Halk oyunları / Tunceli'de Oyun
--------------------------------------------------------------------------------
Tunceli de "oyun havası" denildi mi en başta halay tertibini hatırlarlar. Başlıcalarının adlarını sıraladığımız çeşitlerin önemce mertebeleri, tabiatıyla bu alfabe sıralamasına göre değildir: Berde, Bir Ayak, Delilo, Esi (Ayşe) Oyun Havası, Hapanoz'dan Yüklediler, Horum, iki Ayak, Karaçor (Garaçor), Kol Oyunu, Levzer (Oyun havası), Lorge, Rakaçu, Tıntınge (Dıntınge), Tamzara, Üç Ayak Havası, Vilik... Çoğu oyun adları, kendi türküsünden bir kelime, bir şahıs lakabı, bir yer adı, dağlı diyaleğinden (ağzından) bir sıfat, kimi de türküsünün adıyla müşterek kalan bir atıftır, dört bir bucağımızda (yöremizde) olduğu gibi...
Oyun çeşitleri bakımından yörenin her köyü aynı zenginlikte değildir.
Tunceli halkının epeyce bir kısmı -Anadolu'nun diğer bazı yerlerinde de olduğu gibi- Alevîliği aleniyette (açıkta) tutagelmişlerdi. Bu bakımdan, bir Hozat, bir Ovacık veya bir Kalan ezgisinin bir Sivas veya bir Tokat ezgisinden farkı yoktur. "Sazbend" denilen aşıklar vaktiyle bağlama elde Hatayî, Nesimî, Pîr Sultan, Kaygusuz Abdal, Harabî, Veranî (Viranî) ... gibi Anadolu Alevî şairlerinin halis Türkçe deyişlerini çalar ve söylerlermiş. Onlar, bunlara 'dej' diyorlar ki tamamen 'deyiş' demektir. Meselâ; "Açıldı Cennet kapısı / L' ü gevherdir yapısı" gibi. Onlar da vaktiyle cemiyetlerinde ağır ve hızlı kısımlardan bileşik semalar oynarlarmış.

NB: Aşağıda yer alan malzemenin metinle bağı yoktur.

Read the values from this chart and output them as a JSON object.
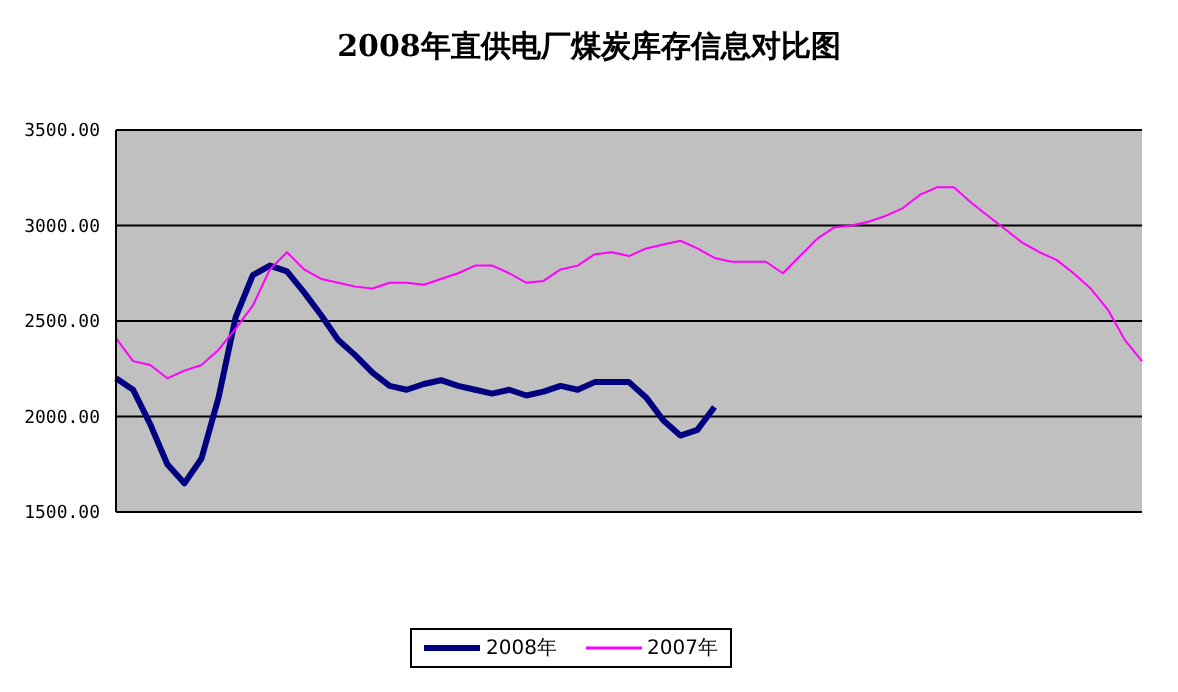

Tunceli'nin en önemli oyunları Haley (Halay)'dır. Halaydan başka Kol oyunları, eski bir ilçe adını taşıyan Karaçor oyunu, sonra İki Ayak, Üç Ayak oyunları, Tamzara, Dello (Delilo), Horum oynanır. Birde oyun fasıl tertibi verelim: Karaçor, Üç ayak, Dello, Tamzara, Horum, Ağaç Oyunu ve birde Kol Oyunu.
Bunlardan yarı idmancılık (sportif) işi Ağaç Oyunu şöyle oynanır:
Elinde büyük bir ağaç veya sopa bulunan biri en önde durur. Onun arkasında ellerinde küçük, kısa değnekler bulunan birkaç kişi birbirlerini arkalarından tutarlar. Oyun başladığı zaman, en öndeki harekete geçip elindeki ağacı arkadakilere savurur. Onlar da kendilerini müdafaa ederler (savunurlar).
Kadınlar da halay havalarının sözlerini söyleyip oynarlar. Bazı yerlerde kadın erkek karışık oynarlar: "Hanım nereye gidersin / Canım nereye gidersin" gibi türküler söyler, oynayanların alınlarına para yapıştırırlar. Bu para çalgıcılarındır.
Birde Gövenk adlı oyunları vardır. Oda karma oynanılır. Tunceli'de Leyla ile Mecnun'dan parçalar, Munzur üzerine ezgiler, anonim türküler, vakalar (olaylar) üzerine yakılmış türküler de söylerler.
Vaktiyle eşkıya baskınlarından çok zarar görmüş olan Çemişgezek'te, şehir içinde kemençe gibi tutularak çalınan keman, tef, davul zurna, köylerde bağlama çalınır. Çemişgezekliler de halay çekiyor, Kol oyunu, Tamzara, Üç Ayak oynuyor. Elazığ'ın Şeve Kermak oyunu ve Şakıldım tabiri onlarda da var. Evvelce düğünlerde alay önünde yaya veya atlı olarak Kılıç Kalkan da oynarlarmış. Çemişgezek'te davul zurnalı bir oyun faslının parça sıralaması şöyledir: Cezayir (Peşrev), Ağır Hava, Üç Ayak, Güzeller, Yol Havası, Düğüne Topama, Gelin Ağlatma, Dello, Yerli Türküler, Köroğlu ve At Oyunu.
Kalan'da, bazı Alevî bakiye ezgilerinden başka Üç Ayak, Cezayir, Köroğlu, Kemal Çavuş Havası, Bir Ayak, İki Ayak oyun havaları, Lorge oyun havası, bir de Gövendi Oyunu yürütülür ki Güvende'dir.